Les députés réunis en séance plénière le mardi 7 mai 2019 ont adopté à l’unanimité le projet de loi portant statut des notaires au Burkina Faso. Le nouveau projet comporte des innovations qui vont permettre aux notaires de jouir pleinement leur rôle entant qu’acteurs incontournable de la justice. Il respecte les normes communautaires.
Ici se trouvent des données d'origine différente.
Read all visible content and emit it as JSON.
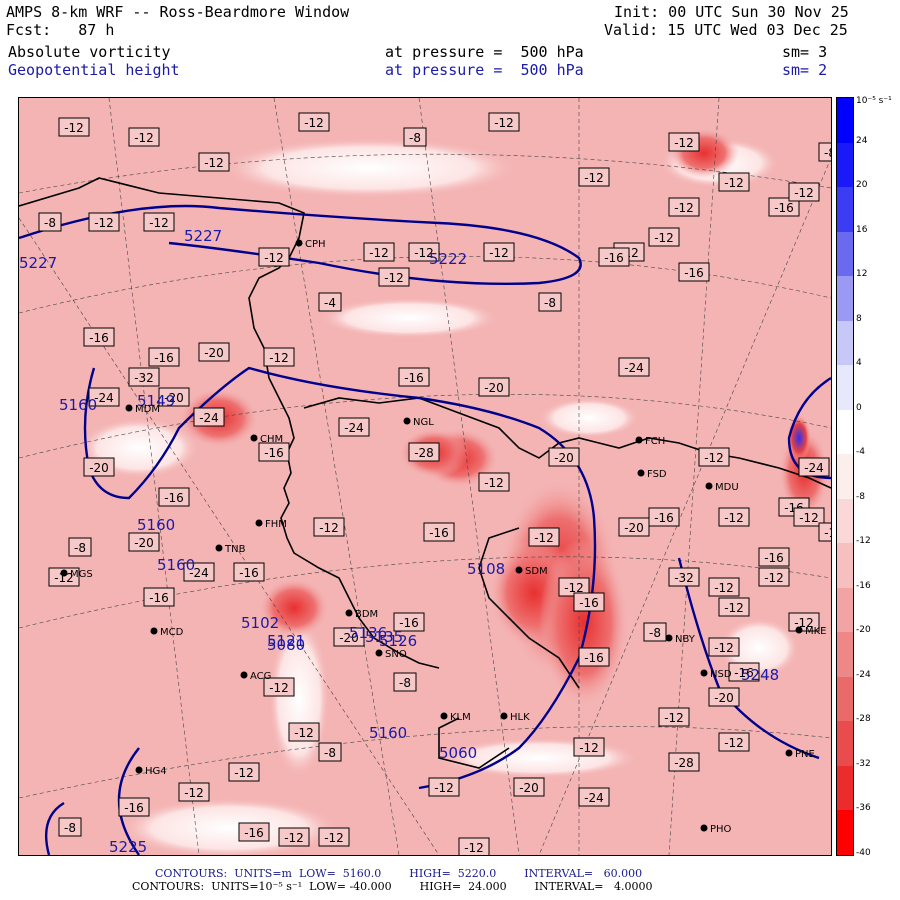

L’adoption du projet de loi portant statut des notaires au Burkina Faso, c’est ce qui a réuni les députés en plénière ce mardi 7 mai 2019. Il faut le dire, ce projet de loi a été voté à l’unanimité soit 99 voix pour, zéro contre et zéro abstention. Il faut rappeler que bien avant, la Commission des affaires générales, institutionnelles et des droits humains (CAGIDH) s’est réunie en séance de travail et a examiné le projet de loi en question. Le rapporteur de cette commission, le député Michel Badiara après avoir donné la définition d’un notaire qu’il qualifie d’officier public, confie qu’il a une délégation partielle de la puissance de l’Etat et manifeste son autorité par l’apposition de son sceau. Compte tenu de son rôle et de sa place dans les diverses transactions et certaines procédures, le rapporteur estime qu’il est plus que nécessaire de prévoir et d’organiser un cadre juridique complet, adéquat et tenant compte des nombreuses évolutions de la profession notariale. Son regret est que le cadre législatif actuel au Burkina Faso se révèle non seulement insuffisant pour régir tous les aspects de la profession de notaire, mais également très obsolète par rapport aux réalités communautaires. Il sera soutenu par le ministre de la Justice, Garde des sceaux, Bassolé René Bagoro qui rappelle que le texte des notaires et régis par une ordonnance de 1992 et donc qu’il y avait des insuffisances. Le député quant à lui, explique qu’il s’agit donc à travers ce projet de loi d’actualiser le cadre législatif en vigueur pour répondre aux besoins liés à l’évolution de la profession. A l’en croire donc, le présent projet a l’avantage de s’insérer favorablement dans le cadre juridique régional africain et prend en compte les réalités socio-économiques du Burkina Faso tout en s’accommodant avec les prérogatives dévolues aux autres auxiliaires de justice.

Michel Badiara revient sur certaines innovations introduites par le nouveau projet de loi à savoir : étendre la compétence territoriale du notaire à toute l’étendue du territoire national ; imposer au notaire une obligation de résider dans le ressort territorial du tribunal de grande instance dont relève sa charge ; rappeler au notaire qu’il n’est pas propriétaire de sa charge et ne peut à ce titre présenter de candidat à sa succession ; fixer définitivement les règles d’admission aux fonctions de notaire ; préciser les règles de rémunération et de comptabilité du notaire ; fixer les règles de déontologie et de discipline notariales ; etc. poursuivant avec les innovations, il indique que certaines visent à réglementer : la cessation des fonctions de notaire ; les sociétés professionnels notaires ; la cléricature ; la nomination aux fonctions de notaire ; etc.
Saluant l’adoption du projet de loi, le ministre de la justice, René Bagoro est convaincu que les innovations vont permettre aux notaires de jouir pleinement leur rôle entant qu’acteurs incontournables de la justice. Il explique que grâce à ces innovations, les notaires auront désormais une compétence nationale, ce qui leur permettra d’exercer sur l’ensemble du territoire quel que soit leur lieu de résidence. Si on veut le croire, ce texte définit de façon claire et précise, les conditions d’accès et d’exercice de la profession du notaire. « Nous avons un texte qui a évolué et qui va permettre aux notaires d’exercer leur profession, qui va baliser les conditions d’accès ce qui va créer une transparence » a-t-il conclu.
Il faut rappeler que le projet de loi portant statut des notaires au Burkina Faso comprend 98 articles répartis dans six titres.